Putin legt großen Wert auf sein Erscheinungsbild. Wenn er auftritt, dann immer wie aus dem Ei gepellt. Er achtet auf seinen Teint und präsentiert gern seinen Körper. Seine Anzüge sind maßgeschneidert. Russlands mächtigster Mann fährt nicht gern in den Kreml. Moskau ist ihm zu laut und zu schmutzig, schreibt der Autor. Stattdessen ziehe es Putin vor, auf seinem Landsitz in Novo-Ogarjowo zu arbeiten. Sein Arbeitsplatz ist ein schwerer Holzschreibtisch. Das Internet ist ihm zu unsicher, deshalb nutzt er nur selten einen Computer. Statt einem Handy vertraut Putin dem guten alten Festnetzanschluss mit russischem Telefon.

Am Sonntag zur Beichte

Laut Judah beginnt Putins Bürotag mit drei dicken, in Leder gebundenen Ordnern, die die Akten des Inlandsgeheimdienstes, des Auslandsgeheimdienstes und seines Mitarbeiterstabs enthalten. Danach folgt die Presseschau. Erst widmet er sich russischen Medien, anschließend folgt die internationale Presse. Putin spricht zwar englisch, arbeitet aber stetig daran, seine Sprachkenntnisse weiter zu verbessern.
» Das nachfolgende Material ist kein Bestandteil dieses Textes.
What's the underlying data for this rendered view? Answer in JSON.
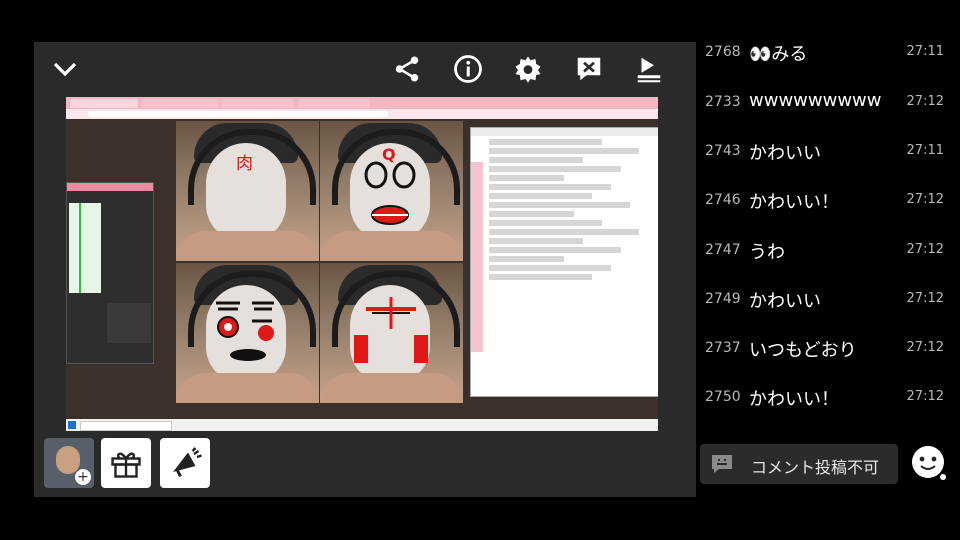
{
  "controls": {
    "collapse_icon": "chevron-down-icon",
    "share_icon": "share-icon",
    "info_icon": "info-icon",
    "settings_icon": "gear-icon",
    "comment_hide_icon": "comment-off-icon",
    "playlist_icon": "playlist-icon"
  },
  "comments": [
    {
      "num": "2768",
      "text": "👀みる",
      "time": "27:11"
    },
    {
      "num": "2733",
      "text": "wwwwwwwww",
      "time": "27:12"
    },
    {
      "num": "2743",
      "text": "かわいい",
      "time": "27:11"
    },
    {
      "num": "2746",
      "text": "かわいい！",
      "time": "27:12"
    },
    {
      "num": "2747",
      "text": "うわ",
      "time": "27:12"
    },
    {
      "num": "2749",
      "text": "かわいい",
      "time": "27:12"
    },
    {
      "num": "2737",
      "text": "いつもどおり",
      "time": "27:12"
    },
    {
      "num": "2750",
      "text": "かわいい！",
      "time": "27:12"
    }
  ],
  "comment_input": {
    "label": "コメント投稿不可"
  },
  "stream_overlay": {
    "doodle_text_1": "肉",
    "doodle_text_2": "Q"
  },
  "colors": {
    "background": "#000000",
    "player": "#2a2a2a",
    "doodle_red": "#e01818"
  }
}
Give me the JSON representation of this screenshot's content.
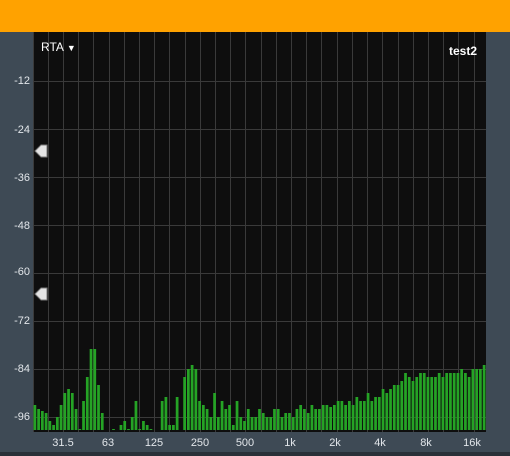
{
  "header": {},
  "rta": {
    "mode_label": "RTA",
    "dropdown_icon": "caret-down-icon",
    "preset_name": "test2"
  },
  "y_axis": {
    "ticks": [
      "-12",
      "-24",
      "-36",
      "-48",
      "-60",
      "-72",
      "-84",
      "-96"
    ]
  },
  "x_axis": {
    "ticks": [
      "31.5",
      "63",
      "125",
      "250",
      "500",
      "1k",
      "2k",
      "4k",
      "8k",
      "16k"
    ]
  },
  "markers": [
    {
      "icon": "left-pointer-icon",
      "level_db": -30
    },
    {
      "icon": "left-pointer-icon",
      "level_db": -66
    }
  ],
  "colors": {
    "header": "#ffa200",
    "bar": "#25a325",
    "plot_background": "#0e0e0e",
    "panel": "#3e4a55"
  },
  "chart_data": {
    "type": "bar",
    "x_scale": "log",
    "x_tick_values": [
      31.5,
      63,
      125,
      250,
      500,
      1000,
      2000,
      4000,
      8000,
      16000
    ],
    "y_tick_values": [
      -12,
      -24,
      -36,
      -48,
      -60,
      -72,
      -84,
      -96
    ],
    "ylim": [
      -100,
      0
    ],
    "grid": true,
    "values": [
      -93,
      -94,
      -94.5,
      -95,
      -97,
      -98,
      -96,
      -93,
      -90,
      -89,
      -90,
      -94,
      -99,
      -92,
      -86,
      -79,
      -79,
      -88,
      -95,
      -110,
      -110,
      -99,
      -99.5,
      -98,
      -97,
      -99,
      -96,
      -92,
      -99,
      -97,
      -98,
      -99,
      -110,
      -110,
      -92,
      -91,
      -98,
      -98,
      -91,
      -110,
      -86,
      -84,
      -83,
      -84,
      -92,
      -93,
      -94,
      -96,
      -90,
      -96,
      -92,
      -94,
      -93,
      -98,
      -92,
      -96,
      -97,
      -94,
      -96,
      -96,
      -94,
      -95,
      -96,
      -96,
      -94,
      -94,
      -96,
      -95,
      -95,
      -96,
      -94,
      -93,
      -94,
      -95,
      -93,
      -94,
      -94,
      -93,
      -93,
      -93.5,
      -93,
      -92,
      -92,
      -93,
      -92,
      -93,
      -91,
      -92,
      -92,
      -90,
      -92,
      -91,
      -91,
      -89,
      -90,
      -89,
      -88,
      -88,
      -87,
      -85,
      -86,
      -87,
      -86,
      -85,
      -85,
      -86,
      -86,
      -86,
      -85,
      -86,
      -85,
      -85,
      -85,
      -85,
      -84,
      -85,
      -86,
      -84,
      -84,
      -84,
      -83
    ]
  }
}
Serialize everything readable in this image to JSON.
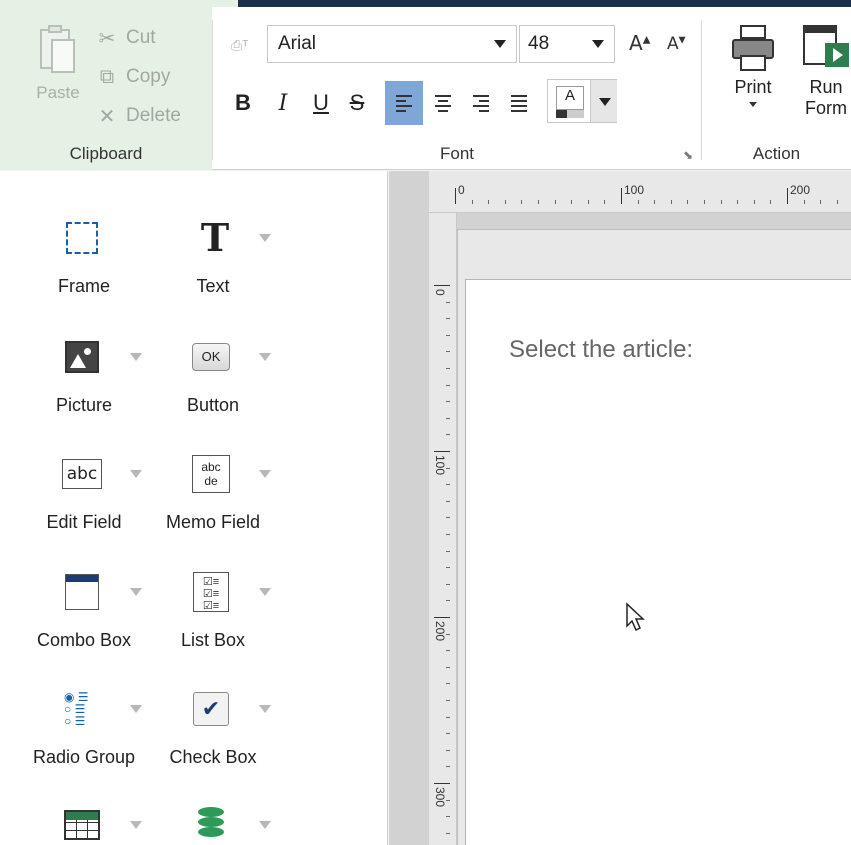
{
  "ribbon": {
    "clipboard": {
      "paste_label": "Paste",
      "cut_label": "Cut",
      "copy_label": "Copy",
      "delete_label": "Delete",
      "group_label": "Clipboard"
    },
    "font": {
      "family": "Arial",
      "size": "48",
      "grow_label": "A",
      "shrink_label": "A",
      "bold": "B",
      "italic": "I",
      "underline": "U",
      "strike": "S",
      "color_letter": "A",
      "group_label": "Font"
    },
    "action": {
      "print_label": "Print",
      "run_form_label_1": "Run",
      "run_form_label_2": "Form",
      "group_label": "Action"
    }
  },
  "toolbox": {
    "items": [
      {
        "label": "Frame",
        "icon": "frame-icon"
      },
      {
        "label": "Text",
        "icon": "text-icon"
      },
      {
        "label": "Picture",
        "icon": "picture-icon"
      },
      {
        "label": "Button",
        "icon": "button-icon",
        "icon_text": "OK"
      },
      {
        "label": "Edit Field",
        "icon": "edit-field-icon",
        "icon_text": "abc"
      },
      {
        "label": "Memo Field",
        "icon": "memo-field-icon",
        "icon_text_1": "abc",
        "icon_text_2": "de"
      },
      {
        "label": "Combo Box",
        "icon": "combo-box-icon"
      },
      {
        "label": "List Box",
        "icon": "list-box-icon"
      },
      {
        "label": "Radio Group",
        "icon": "radio-group-icon"
      },
      {
        "label": "Check Box",
        "icon": "check-box-icon"
      },
      {
        "label": "",
        "icon": "grid-icon"
      },
      {
        "label": "",
        "icon": "database-navigator-icon"
      }
    ]
  },
  "design": {
    "ruler_h": [
      "0",
      "100",
      "200"
    ],
    "ruler_v": [
      "0",
      "100",
      "200",
      "300"
    ],
    "page_text": "Select the article:"
  },
  "colors": {
    "accent_blue": "#7ea6d6",
    "clipboard_bg": "#e6f1e6",
    "frame_blue": "#1c5ea8",
    "green": "#2e7d4f"
  }
}
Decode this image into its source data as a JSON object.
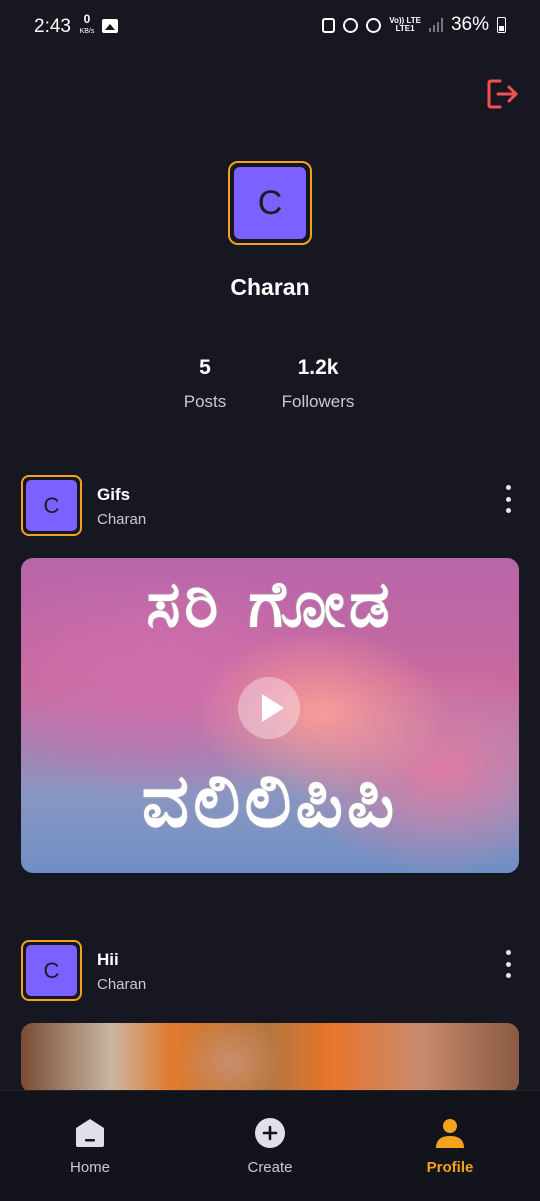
{
  "status_bar": {
    "time": "2:43",
    "net_speed_value": "0",
    "net_speed_unit": "KB/s",
    "network_label_top": "Vo)) LTE",
    "network_label_bottom": "LTE1",
    "battery": "36%"
  },
  "profile": {
    "avatar_initial": "C",
    "name": "Charan",
    "stats": {
      "posts_count": "5",
      "posts_label": "Posts",
      "followers_count": "1.2k",
      "followers_label": "Followers"
    }
  },
  "posts": [
    {
      "avatar_initial": "C",
      "title": "Gifs",
      "author": "Charan",
      "overlay_line1": "ಸರಿ ಗೋಡ",
      "overlay_line2": "ವಲಿಲಿಪಿಪಿ"
    },
    {
      "avatar_initial": "C",
      "title": "Hii",
      "author": "Charan"
    }
  ],
  "bottom_nav": {
    "home": "Home",
    "create": "Create",
    "profile": "Profile",
    "active": "profile"
  },
  "colors": {
    "background": "#171721",
    "accent": "#f3a31b",
    "avatar": "#7b61ff",
    "logout": "#f05252"
  }
}
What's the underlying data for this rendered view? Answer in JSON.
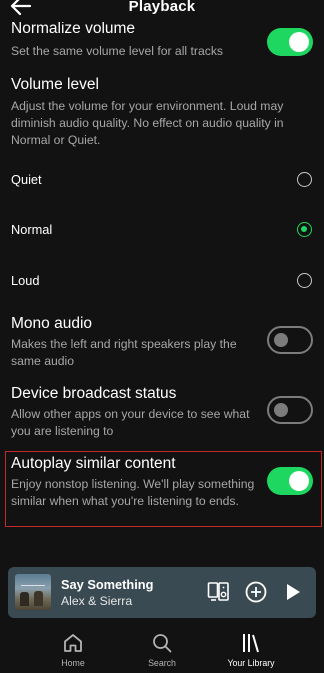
{
  "header": {
    "title": "Playback"
  },
  "normalize": {
    "title": "Normalize volume",
    "description": "Set the same volume level for all tracks",
    "enabled": true
  },
  "volume_level": {
    "title": "Volume level",
    "description": "Adjust the volume for your environment. Loud may diminish audio quality. No effect on audio quality in Normal or Quiet.",
    "options": [
      {
        "label": "Quiet",
        "selected": false
      },
      {
        "label": "Normal",
        "selected": true
      },
      {
        "label": "Loud",
        "selected": false
      }
    ]
  },
  "mono_audio": {
    "title": "Mono audio",
    "description": "Makes the left and right speakers play the same audio",
    "enabled": false
  },
  "device_broadcast": {
    "title": "Device broadcast status",
    "description": "Allow other apps on your device to see what you are listening to",
    "enabled": false
  },
  "autoplay": {
    "title": "Autoplay similar content",
    "description": "Enjoy nonstop listening. We'll play something similar when what you're listening to ends.",
    "enabled": true
  },
  "now_playing": {
    "song": "Say Something",
    "artist": "Alex & Sierra"
  },
  "bottom_nav": [
    {
      "label": "Home",
      "icon": "home-icon",
      "active": false
    },
    {
      "label": "Search",
      "icon": "search-icon",
      "active": false
    },
    {
      "label": "Your Library",
      "icon": "library-icon",
      "active": true
    }
  ],
  "colors": {
    "accent": "#1ed760",
    "background": "#121212",
    "mini_player": "#3a4a52",
    "highlight_border": "#c22a2a"
  }
}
Deutsche Zeitungen liest er auf Deutsch. Die Sprache beherrscht er, weil er als KGB-Agent fünf Jahre lang in Dresden stationiert war.

Danach folgen Termine im 15-Minuten-Takt: Staatsgäste, Politiker, Bürger. Dabei werden auch immer wieder Fotos gemacht, auf denen Putin meist mit dem gleichen versteinerten Gesichtsausdruck zu sehen ist. Er lächelt kaum, nur wenn er Tiere sieht, erhellt sich seine Miene.

Putins Privatleben ist in der russischen Öffentlichkeit gänzlich tabu. Von seiner Frau Ljudmilla ließ er sich im April nach 31 Jahren Ehe scheiden. Der Präsident liebt Eishockey und versucht, so oft wie möglich selbst zu spielen. Als Lektüre bevorzugt er Bücher zur Geschichte wie "Iwan, der Schreckliche" oder "Peter, der Große". Wie es in dem Artikel weiter heißt, arbeitet Putin auch an den Wochenenden, aber der Ablauf ist wesentlich flexibler. An den Sonntagen geht er zuweilen zur Beichte.